First, and most important, Cambridge has worked hard to make this a nice edition for reading. I appreciate that they haven’t cluttered up the text with apparatus markers. They go light on paragraphing and somewhat light on punctuation. (Though it is a crime to put the verse and chapter numbers in this text, which is otherwise so readable. Put them on the side if they have to be there!) I would have appreciated a wider page margin. The font is serviceable, but not beautiful. Like W&H, they will be releasing a second volume with notes, which will hopefully prove to contain an interesting discussion of the various textual problems.
They use the Tregelles text as their base, for reasons that I don’t fully understand.
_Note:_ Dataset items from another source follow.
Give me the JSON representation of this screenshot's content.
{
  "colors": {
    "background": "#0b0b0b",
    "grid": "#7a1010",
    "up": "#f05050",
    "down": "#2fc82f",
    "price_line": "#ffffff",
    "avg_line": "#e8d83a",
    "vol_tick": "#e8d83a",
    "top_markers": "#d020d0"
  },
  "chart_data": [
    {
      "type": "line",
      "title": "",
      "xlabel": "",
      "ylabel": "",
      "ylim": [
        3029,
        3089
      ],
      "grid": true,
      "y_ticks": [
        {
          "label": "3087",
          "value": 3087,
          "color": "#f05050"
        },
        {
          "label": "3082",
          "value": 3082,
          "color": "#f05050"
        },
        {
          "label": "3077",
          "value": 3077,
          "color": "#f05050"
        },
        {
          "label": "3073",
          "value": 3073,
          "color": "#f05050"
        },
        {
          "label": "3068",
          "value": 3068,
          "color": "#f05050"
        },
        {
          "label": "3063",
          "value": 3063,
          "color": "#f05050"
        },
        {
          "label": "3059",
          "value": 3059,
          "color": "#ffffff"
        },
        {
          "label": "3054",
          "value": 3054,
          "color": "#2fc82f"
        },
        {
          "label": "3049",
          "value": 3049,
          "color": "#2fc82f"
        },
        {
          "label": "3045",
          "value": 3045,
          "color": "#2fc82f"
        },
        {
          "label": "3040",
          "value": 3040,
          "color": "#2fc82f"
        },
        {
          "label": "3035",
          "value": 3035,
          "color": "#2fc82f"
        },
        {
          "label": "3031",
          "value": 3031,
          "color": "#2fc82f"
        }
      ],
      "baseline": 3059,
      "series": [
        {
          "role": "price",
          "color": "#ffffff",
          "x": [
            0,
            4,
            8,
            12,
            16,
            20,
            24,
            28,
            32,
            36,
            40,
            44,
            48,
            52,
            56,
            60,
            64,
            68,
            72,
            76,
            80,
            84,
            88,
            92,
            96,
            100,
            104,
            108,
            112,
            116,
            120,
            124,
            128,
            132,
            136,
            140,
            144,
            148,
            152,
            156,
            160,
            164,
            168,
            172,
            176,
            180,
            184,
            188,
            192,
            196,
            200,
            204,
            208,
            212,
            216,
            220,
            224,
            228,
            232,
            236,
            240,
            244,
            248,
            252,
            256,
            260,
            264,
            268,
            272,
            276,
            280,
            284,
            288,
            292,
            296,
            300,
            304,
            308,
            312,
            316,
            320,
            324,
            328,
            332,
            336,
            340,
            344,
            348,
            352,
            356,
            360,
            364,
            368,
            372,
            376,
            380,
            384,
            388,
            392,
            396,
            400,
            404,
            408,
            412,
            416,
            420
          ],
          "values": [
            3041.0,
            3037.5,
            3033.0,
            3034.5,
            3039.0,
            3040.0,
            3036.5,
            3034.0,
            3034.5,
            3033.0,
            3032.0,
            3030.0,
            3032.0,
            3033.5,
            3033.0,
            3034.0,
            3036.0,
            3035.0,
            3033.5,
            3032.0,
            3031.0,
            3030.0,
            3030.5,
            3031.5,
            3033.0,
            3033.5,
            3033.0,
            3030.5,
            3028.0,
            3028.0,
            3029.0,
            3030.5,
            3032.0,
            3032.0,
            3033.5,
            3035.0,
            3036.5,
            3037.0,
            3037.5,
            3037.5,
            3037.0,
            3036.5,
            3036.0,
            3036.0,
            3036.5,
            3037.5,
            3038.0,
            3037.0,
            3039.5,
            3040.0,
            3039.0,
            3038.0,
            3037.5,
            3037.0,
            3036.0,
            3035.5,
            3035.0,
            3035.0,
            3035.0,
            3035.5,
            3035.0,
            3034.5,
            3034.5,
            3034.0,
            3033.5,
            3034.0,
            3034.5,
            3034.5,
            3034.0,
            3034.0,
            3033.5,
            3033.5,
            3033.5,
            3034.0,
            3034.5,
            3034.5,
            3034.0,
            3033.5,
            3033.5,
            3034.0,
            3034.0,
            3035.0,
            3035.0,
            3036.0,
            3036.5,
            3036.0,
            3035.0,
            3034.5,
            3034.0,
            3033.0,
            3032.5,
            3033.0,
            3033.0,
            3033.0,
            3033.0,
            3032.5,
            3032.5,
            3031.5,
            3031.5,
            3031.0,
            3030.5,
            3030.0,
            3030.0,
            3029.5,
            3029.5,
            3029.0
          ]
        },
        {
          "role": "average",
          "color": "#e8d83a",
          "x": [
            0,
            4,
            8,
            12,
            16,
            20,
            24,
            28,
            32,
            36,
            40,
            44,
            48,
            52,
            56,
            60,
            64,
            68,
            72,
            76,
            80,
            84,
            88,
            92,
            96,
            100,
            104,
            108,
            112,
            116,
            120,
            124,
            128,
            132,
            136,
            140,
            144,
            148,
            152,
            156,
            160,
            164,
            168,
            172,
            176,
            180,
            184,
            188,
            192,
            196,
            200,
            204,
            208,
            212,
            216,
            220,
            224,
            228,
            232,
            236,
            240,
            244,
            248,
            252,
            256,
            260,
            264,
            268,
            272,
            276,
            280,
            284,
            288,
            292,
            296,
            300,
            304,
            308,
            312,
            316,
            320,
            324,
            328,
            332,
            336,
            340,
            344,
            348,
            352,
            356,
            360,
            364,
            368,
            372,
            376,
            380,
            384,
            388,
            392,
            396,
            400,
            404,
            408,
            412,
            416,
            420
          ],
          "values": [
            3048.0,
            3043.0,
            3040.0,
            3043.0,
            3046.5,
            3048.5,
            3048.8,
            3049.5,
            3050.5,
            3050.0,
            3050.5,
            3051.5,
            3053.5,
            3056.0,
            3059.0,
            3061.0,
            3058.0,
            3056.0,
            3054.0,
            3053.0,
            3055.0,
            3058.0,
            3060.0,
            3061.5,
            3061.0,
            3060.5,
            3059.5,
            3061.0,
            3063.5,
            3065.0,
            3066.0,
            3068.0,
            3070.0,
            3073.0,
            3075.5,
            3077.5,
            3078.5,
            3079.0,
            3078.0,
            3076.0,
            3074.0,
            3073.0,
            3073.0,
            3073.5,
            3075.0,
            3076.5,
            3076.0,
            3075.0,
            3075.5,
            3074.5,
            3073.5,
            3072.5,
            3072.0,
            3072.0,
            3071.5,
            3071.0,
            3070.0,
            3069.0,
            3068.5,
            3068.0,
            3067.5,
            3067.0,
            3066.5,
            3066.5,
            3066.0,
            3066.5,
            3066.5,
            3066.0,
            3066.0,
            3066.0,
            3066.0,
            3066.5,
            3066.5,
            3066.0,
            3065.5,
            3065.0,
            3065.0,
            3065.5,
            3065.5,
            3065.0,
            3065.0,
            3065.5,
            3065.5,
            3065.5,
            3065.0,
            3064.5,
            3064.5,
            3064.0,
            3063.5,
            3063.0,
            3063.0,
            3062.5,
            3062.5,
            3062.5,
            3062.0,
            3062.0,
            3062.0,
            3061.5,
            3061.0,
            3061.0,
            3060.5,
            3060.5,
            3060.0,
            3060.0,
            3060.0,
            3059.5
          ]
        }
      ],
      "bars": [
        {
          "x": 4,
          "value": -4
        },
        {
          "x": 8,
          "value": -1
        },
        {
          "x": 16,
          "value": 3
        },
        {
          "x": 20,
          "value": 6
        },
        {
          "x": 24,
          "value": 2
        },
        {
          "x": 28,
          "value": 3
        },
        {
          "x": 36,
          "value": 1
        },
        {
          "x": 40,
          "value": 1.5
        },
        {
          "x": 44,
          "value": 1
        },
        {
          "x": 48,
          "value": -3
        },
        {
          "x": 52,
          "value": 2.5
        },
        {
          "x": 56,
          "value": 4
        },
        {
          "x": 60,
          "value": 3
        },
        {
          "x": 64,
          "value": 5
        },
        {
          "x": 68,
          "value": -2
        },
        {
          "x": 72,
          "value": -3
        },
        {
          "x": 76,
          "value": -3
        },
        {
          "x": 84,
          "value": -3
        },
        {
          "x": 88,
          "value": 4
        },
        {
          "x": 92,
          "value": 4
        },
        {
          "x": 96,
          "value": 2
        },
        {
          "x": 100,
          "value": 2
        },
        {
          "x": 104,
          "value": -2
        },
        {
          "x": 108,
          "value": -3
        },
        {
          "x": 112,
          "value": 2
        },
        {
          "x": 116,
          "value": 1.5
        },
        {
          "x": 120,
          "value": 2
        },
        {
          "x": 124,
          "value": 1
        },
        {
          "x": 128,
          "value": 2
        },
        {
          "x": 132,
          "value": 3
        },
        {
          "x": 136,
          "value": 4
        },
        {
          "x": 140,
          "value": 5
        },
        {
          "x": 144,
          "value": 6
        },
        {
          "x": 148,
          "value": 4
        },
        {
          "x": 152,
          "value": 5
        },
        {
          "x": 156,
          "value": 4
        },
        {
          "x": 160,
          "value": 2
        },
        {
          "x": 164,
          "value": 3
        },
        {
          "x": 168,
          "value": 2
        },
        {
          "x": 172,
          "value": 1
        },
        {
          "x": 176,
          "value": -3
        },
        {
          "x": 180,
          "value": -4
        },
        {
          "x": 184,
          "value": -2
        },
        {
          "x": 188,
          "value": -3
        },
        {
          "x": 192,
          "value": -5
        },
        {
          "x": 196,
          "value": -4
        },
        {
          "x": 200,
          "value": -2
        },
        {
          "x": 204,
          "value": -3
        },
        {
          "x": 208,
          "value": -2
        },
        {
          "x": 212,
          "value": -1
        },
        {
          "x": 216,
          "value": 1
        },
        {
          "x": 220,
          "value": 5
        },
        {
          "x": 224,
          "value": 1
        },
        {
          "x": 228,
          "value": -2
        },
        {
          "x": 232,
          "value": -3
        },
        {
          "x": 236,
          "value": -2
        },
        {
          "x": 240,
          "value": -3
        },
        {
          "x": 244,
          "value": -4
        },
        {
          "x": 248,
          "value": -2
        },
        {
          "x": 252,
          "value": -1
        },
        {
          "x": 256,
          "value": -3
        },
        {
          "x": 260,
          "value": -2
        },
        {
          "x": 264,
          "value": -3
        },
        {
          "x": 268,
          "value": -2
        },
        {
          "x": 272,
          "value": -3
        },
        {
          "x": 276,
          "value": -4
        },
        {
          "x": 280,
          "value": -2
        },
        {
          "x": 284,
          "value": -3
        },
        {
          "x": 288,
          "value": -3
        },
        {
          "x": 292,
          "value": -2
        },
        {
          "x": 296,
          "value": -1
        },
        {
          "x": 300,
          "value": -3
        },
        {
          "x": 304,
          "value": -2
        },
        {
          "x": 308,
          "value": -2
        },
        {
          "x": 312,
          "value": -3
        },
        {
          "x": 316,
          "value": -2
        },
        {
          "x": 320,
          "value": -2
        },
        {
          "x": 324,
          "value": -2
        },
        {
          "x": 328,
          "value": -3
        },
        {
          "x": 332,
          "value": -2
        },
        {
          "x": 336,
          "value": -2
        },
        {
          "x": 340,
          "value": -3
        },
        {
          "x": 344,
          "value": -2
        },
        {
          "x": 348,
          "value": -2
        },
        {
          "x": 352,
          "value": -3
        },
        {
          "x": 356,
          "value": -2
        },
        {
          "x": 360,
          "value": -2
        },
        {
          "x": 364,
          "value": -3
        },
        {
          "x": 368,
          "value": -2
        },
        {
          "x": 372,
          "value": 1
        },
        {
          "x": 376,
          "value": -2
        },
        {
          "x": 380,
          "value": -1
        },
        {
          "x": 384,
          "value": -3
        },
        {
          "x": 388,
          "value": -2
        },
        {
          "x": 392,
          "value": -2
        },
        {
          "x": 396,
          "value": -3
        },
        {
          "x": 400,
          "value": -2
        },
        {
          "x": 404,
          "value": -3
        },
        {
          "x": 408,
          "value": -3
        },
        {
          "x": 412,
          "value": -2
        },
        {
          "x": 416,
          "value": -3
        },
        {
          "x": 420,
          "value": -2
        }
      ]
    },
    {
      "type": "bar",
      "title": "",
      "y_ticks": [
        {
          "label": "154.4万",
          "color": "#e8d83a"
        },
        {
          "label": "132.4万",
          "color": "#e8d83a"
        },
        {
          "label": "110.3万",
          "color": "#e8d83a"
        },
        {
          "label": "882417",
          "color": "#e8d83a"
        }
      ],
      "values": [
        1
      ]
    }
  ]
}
It “followed a thoroughly documentary approach,” apparently, which they liked.
The spelling and accentuation reform principles are a bit of a grab bag, but I appreciate their decisions and the result. They are trying to produce the spellings that would be found in the earliest manuscripts. Despite this, they do not use abbreviations for sacred names. Also, they do not try to reproduce the accents of the earliest manuscripts (because there would be no accents), but instead the earliest manuscripts having accents, which are centuries later. They have removed many iota-subscripts in verbs, but kept it everywhere in the dative case. It’s actually hard for me to notice the ones that are gone. They don’t mention it in the appendix, but I notice that augmented verbs beginning with οι- keep the iota-subscript.
The complete neglect of the Patristic writers is probably the only really unfortunate thing about this edition. I doubt that it would have had much of an impact on the text though.
It’s probably going to be my favorite copy for reading, going forward. I have noticed that when reading a text with many critical marks aloud, I will often mistake a critical mark for a comma and pause inappropriately.
Still, I’d give a lot for an 1881 edition of W&H, with its wide margins, beautiful font, and lack of verse numbers. Unfortunately I only have that as a PDF on my iPad.